Fetal Bovine Serum (FBS) is a cell culture supplement derived from the blood of bovine fetuses. FBS provides a source of proteins, growth factors, and other components that support the growth and maintenance of various cell types in in vitro cell culture applications.

Carbachol by Merck Group

Sourced in United States, United Kingdom, Germany, Sao Tome and Principe, Italy, Australia, Japan, Hungary, Brazil, France

Carbachol is a chemical compound that acts as an acetylcholine receptor agonist. It is commonly used in laboratory settings as a research tool to study the effects of acetylcholine on various biological systems.

Acetic acid by Thermo Fisher Scientific

Sourced in United States, United Kingdom, Germany, China, Canada, Australia, Belgium, Ireland, New Zealand, France, Sweden, Japan, India

Acetic acid is a clear, colorless liquid chemical compound with a pungent odor. It is the main component of vinegar and is used as a reagent in various laboratory applications.

What are the different types or variations of Bradykinin?

What are some of the common applications of Bradykinin in research?

Bradykinin is widely studied for its role in various physiological and pathological processes. Some common applications include investigating its involvement in inflammation, vasodilation, pain perception, and the regulation of cardiovascular function. Researchers also explore its potential as a therapeutic target for conditions like angioedema, sepsis, and certain cardiovascular disorders.

How can PubCompare.ai assist in optimizing Bradykinin research?

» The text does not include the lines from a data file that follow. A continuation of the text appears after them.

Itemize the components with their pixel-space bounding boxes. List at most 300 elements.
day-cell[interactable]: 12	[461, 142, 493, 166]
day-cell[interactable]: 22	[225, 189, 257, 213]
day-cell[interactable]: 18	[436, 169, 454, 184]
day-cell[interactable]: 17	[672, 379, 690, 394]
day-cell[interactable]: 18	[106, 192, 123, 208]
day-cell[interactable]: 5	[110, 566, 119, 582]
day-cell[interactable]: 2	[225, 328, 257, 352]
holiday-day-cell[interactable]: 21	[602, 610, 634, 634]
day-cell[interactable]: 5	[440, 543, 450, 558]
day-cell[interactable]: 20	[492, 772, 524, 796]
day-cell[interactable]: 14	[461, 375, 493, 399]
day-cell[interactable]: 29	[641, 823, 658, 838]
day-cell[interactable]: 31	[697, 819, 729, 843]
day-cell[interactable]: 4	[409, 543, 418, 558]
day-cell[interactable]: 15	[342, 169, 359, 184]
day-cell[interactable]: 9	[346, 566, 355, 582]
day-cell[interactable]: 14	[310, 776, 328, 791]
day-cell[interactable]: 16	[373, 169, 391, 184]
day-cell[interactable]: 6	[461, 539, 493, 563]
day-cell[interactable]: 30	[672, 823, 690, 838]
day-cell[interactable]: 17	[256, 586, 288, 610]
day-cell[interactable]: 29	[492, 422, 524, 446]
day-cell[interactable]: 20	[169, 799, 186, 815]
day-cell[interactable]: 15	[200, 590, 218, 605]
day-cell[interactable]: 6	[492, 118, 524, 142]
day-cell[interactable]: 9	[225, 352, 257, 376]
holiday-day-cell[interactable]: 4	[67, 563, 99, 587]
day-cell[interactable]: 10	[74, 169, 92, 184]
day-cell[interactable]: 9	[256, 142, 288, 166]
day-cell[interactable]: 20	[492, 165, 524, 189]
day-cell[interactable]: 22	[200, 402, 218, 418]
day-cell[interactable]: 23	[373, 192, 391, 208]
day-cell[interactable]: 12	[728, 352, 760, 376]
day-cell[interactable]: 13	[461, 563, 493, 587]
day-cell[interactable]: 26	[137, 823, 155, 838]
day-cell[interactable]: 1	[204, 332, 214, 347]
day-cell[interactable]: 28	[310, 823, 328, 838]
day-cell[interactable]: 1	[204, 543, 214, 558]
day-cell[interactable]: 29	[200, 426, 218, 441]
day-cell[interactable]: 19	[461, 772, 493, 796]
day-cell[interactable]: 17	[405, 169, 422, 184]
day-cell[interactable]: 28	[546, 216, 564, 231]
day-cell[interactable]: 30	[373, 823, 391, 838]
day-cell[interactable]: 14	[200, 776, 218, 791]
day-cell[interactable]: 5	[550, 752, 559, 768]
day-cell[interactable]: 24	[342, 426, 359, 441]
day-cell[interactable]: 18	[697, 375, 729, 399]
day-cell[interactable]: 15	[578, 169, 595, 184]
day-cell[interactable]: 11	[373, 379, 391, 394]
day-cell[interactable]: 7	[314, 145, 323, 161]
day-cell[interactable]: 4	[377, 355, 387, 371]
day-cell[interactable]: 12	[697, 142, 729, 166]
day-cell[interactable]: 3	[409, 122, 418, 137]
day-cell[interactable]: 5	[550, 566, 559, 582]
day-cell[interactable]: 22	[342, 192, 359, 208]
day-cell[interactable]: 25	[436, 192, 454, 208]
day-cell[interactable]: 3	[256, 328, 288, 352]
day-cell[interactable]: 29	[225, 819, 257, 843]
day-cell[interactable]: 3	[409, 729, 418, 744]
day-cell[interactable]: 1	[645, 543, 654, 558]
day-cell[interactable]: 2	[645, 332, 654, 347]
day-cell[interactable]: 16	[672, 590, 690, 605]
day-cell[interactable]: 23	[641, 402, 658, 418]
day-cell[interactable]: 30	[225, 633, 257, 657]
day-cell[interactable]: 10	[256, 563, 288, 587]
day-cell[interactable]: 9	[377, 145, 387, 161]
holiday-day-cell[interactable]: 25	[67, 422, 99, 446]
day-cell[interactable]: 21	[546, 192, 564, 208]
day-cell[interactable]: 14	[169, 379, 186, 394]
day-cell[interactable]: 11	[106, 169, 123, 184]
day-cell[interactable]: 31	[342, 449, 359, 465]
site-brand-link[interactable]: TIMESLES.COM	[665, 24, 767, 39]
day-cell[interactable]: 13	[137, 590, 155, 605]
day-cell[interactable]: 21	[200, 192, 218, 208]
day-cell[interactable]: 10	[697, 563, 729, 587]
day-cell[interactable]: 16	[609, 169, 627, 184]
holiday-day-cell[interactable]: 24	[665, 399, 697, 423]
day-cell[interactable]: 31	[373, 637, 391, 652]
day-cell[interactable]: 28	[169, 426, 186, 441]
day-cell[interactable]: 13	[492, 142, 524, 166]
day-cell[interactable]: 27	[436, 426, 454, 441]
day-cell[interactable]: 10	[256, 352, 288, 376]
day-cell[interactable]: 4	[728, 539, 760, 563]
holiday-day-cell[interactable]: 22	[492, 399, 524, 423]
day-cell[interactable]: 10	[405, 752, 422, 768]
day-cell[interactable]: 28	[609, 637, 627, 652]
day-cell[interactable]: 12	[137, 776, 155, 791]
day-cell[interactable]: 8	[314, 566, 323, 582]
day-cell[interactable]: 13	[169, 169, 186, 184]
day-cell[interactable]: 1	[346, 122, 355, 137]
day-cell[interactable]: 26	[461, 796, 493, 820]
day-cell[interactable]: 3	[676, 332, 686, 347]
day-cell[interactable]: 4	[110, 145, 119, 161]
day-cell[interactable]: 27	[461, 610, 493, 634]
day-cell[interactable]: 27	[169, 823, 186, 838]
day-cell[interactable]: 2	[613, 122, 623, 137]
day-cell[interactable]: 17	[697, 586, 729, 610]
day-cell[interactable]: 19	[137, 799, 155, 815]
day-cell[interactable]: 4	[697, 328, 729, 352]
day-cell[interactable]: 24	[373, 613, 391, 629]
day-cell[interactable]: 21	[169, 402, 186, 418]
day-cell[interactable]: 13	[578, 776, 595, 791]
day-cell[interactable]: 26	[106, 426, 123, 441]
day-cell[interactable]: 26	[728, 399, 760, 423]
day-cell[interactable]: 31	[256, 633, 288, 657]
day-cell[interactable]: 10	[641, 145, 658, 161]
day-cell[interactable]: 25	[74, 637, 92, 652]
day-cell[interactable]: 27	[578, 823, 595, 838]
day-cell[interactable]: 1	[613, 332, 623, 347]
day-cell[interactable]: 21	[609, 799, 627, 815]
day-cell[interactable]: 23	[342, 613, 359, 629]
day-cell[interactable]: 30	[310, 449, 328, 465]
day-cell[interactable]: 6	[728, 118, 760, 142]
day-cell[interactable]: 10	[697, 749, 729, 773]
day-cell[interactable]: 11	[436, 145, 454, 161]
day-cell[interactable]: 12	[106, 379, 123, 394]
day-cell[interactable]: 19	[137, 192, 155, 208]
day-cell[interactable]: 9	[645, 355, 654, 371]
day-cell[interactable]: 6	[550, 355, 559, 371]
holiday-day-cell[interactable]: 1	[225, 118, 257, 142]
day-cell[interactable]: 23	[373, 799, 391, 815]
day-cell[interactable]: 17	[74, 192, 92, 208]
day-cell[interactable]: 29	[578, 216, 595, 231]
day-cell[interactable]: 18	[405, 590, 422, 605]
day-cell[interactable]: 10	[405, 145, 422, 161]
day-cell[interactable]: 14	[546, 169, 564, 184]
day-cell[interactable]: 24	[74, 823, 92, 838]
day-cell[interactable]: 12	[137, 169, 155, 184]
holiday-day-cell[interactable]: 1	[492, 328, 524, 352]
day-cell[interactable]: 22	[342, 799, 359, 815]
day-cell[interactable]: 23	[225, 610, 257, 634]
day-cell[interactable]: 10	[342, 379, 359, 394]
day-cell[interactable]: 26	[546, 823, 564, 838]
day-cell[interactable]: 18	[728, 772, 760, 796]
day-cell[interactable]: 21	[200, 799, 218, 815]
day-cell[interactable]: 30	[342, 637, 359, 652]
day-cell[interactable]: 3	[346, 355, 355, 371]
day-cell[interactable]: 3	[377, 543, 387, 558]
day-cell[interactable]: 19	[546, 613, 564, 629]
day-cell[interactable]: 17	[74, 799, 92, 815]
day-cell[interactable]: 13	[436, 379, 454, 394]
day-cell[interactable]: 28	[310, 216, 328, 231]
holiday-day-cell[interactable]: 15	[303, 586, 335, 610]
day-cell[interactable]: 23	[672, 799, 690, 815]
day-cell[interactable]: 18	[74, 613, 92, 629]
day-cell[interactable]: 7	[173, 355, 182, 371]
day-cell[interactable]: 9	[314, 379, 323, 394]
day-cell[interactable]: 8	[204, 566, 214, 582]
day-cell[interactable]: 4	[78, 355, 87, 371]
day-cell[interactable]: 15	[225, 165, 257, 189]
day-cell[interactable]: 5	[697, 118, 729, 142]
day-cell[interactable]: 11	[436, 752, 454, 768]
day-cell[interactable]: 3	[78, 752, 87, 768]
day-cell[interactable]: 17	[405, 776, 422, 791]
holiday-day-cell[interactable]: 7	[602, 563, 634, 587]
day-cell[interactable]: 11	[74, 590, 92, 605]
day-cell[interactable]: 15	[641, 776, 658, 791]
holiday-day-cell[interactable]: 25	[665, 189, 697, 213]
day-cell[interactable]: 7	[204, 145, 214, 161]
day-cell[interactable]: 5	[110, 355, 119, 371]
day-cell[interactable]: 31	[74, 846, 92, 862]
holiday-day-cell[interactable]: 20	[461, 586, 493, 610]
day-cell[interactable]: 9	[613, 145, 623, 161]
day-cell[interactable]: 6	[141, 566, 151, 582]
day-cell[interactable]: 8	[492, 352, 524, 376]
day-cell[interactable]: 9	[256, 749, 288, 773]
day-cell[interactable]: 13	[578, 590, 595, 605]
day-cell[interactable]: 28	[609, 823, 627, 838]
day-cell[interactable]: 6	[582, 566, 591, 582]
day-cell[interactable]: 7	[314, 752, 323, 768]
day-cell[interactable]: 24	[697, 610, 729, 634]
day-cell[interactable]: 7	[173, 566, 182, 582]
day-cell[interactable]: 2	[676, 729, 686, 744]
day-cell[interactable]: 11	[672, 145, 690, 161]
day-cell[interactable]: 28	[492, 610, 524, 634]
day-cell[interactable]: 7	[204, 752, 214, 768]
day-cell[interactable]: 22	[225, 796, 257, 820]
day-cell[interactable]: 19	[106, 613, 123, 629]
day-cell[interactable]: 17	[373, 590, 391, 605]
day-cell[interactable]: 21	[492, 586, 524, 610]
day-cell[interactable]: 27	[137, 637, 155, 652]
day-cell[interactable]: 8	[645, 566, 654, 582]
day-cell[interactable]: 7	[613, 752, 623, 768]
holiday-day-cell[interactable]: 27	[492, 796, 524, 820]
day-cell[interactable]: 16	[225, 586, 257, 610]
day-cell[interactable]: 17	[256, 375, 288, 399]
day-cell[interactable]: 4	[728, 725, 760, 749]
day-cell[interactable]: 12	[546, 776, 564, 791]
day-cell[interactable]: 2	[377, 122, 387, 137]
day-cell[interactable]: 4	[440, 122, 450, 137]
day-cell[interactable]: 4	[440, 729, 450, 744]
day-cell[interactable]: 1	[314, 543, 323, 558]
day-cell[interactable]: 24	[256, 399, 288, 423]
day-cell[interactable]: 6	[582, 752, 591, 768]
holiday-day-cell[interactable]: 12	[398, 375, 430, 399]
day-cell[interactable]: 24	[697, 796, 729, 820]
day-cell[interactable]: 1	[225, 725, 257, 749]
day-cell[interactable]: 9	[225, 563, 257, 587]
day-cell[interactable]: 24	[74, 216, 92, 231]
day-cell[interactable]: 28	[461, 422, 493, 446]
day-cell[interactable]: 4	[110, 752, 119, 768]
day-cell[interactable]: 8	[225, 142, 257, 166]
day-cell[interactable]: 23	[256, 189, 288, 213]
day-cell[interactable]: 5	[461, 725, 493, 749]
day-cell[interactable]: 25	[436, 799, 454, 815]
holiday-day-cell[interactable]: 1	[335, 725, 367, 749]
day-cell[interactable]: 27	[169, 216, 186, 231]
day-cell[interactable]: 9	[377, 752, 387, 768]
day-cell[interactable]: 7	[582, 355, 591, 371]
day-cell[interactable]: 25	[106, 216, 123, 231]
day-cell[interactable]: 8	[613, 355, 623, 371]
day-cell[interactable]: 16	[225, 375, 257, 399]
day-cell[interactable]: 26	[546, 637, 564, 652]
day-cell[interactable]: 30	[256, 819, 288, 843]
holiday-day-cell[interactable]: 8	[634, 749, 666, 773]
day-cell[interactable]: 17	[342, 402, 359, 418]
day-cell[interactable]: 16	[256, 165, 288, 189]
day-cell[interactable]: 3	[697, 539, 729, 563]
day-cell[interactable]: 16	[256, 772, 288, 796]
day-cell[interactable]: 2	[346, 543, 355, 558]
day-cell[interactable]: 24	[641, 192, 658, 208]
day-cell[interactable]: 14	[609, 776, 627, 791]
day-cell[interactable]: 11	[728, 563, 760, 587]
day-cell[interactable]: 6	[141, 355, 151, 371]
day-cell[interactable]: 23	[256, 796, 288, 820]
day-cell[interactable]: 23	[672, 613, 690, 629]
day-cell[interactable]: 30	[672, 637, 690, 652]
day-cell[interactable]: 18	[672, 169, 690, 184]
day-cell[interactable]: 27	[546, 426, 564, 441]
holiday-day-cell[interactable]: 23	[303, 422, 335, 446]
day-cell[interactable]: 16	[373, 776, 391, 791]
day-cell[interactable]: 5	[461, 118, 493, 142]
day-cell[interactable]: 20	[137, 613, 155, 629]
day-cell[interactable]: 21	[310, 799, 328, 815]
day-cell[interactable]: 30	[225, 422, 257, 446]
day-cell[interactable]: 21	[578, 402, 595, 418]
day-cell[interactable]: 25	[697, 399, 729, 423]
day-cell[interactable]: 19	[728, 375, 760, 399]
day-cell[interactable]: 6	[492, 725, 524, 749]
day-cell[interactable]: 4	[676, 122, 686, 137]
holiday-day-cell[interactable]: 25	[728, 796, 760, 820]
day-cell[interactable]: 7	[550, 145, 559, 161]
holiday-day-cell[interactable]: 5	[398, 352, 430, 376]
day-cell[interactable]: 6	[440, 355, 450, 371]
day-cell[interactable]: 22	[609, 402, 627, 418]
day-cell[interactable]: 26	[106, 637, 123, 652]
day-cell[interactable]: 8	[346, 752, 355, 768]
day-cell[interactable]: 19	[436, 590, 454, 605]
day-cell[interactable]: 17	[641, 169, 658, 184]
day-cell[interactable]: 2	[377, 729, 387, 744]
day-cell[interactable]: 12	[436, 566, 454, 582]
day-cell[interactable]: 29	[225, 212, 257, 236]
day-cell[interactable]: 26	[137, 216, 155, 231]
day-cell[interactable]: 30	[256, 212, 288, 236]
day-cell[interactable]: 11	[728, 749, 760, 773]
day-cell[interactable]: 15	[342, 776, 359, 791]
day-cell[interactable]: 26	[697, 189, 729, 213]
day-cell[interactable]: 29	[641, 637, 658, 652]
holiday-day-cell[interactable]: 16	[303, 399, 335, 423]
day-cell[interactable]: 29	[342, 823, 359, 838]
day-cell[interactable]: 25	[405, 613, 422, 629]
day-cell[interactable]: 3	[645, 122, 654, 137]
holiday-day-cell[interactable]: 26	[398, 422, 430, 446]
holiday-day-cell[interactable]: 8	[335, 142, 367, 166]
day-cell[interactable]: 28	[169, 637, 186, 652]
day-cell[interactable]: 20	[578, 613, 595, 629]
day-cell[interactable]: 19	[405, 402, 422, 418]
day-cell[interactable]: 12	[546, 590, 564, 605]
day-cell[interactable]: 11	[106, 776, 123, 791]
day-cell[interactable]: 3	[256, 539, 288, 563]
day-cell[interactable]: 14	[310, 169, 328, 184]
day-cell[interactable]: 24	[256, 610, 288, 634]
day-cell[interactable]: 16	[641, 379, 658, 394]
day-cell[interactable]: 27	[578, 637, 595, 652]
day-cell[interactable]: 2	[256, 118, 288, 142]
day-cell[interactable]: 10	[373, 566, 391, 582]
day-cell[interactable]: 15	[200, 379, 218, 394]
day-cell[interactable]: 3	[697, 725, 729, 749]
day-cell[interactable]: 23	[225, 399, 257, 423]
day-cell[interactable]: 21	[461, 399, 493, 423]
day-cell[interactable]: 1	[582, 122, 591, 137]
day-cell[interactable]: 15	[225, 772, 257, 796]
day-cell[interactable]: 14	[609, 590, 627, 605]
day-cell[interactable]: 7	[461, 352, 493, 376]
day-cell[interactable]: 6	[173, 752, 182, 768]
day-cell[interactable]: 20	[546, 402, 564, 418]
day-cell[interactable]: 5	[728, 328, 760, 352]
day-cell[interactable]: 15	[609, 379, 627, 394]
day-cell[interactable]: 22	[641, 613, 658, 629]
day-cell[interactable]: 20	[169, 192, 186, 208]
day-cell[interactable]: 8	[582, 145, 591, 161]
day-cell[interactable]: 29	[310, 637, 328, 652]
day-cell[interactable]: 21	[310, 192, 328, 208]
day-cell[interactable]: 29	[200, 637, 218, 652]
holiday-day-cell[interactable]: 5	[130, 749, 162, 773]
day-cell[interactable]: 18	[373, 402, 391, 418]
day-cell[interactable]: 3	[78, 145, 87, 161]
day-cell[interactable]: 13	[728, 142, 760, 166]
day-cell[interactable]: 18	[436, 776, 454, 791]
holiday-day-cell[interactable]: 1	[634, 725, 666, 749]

PubCompare.ai can greatly enhance Bradykinin research by helping researchers screen protocol literature more efficiently and leverage AI to pinpoint critical insights. The platform's AI-driven analysis can highlight key differences in protocol effectiveness, enabling researchers to choose the best option for reproducibility and accuracy. This can save time and improve the overall quality of Bradykinin-related studies.

What are some common challenges in working with Bradykinin?

One of the main challenges in working with Bradykinin is its short half-life and rapid inactivation by enzymes like angiotensin-converting enzyme (ACE) and kininases. This can make it difficult to maintain consistent Bradykinin levels in experimental settigsn. Researchers must also be mindful of the complex signaling pathways and receptor interactions involved in Bradykinin's mechanisms of action, which can vary depending on the specific experimental conditions.

More about "Bradykinin"

Bradykinin, a nonapeptide and potent vasodilator, plays a crucial role in various physiological and pathological processes.
It is generated from kininogen precursors by the action of kallikrein enzymes and elicits its effects by binding to and activating B1 and B2 receptors.
This activation leads to the release of nitric oxide, prostaglandins, and other vasoactive substances, resulting in vasodilation and inflammation.
Dysregulation of the bradykinin system has been linked to conditions such as angioedema, sepsis, and certain cardiovascular disorders.
Bradykinin's signaling mechanisms and potential therapeutic modulation are active areas of investigation.
Related terms and concepts include histamine, a chemical involved in inflammatory and allergic responses; capsaicin, a compound that can stimulate the release of bradykinin; bovine serum albumin, a common protein used in cell culture media; indomethacin, a non-steroidal anti-inflammatory drug that can affect bradykinin signaling; U46619, a thromboxane A2 receptor agonist; fetal bovine serum (FBS), a commonly used cell culture supplement; and carbachol, a cholinergic agonist that can also influence bradykinin pathways.
Researchers can optimize their bradykinin-related studies by leveraging the AI-driven tools and resources provided by PubCompare.ai.
This platform helps identify the best protocols and products from literature, preprints, and patents, enhancing the reproducibility and accuracy of your research.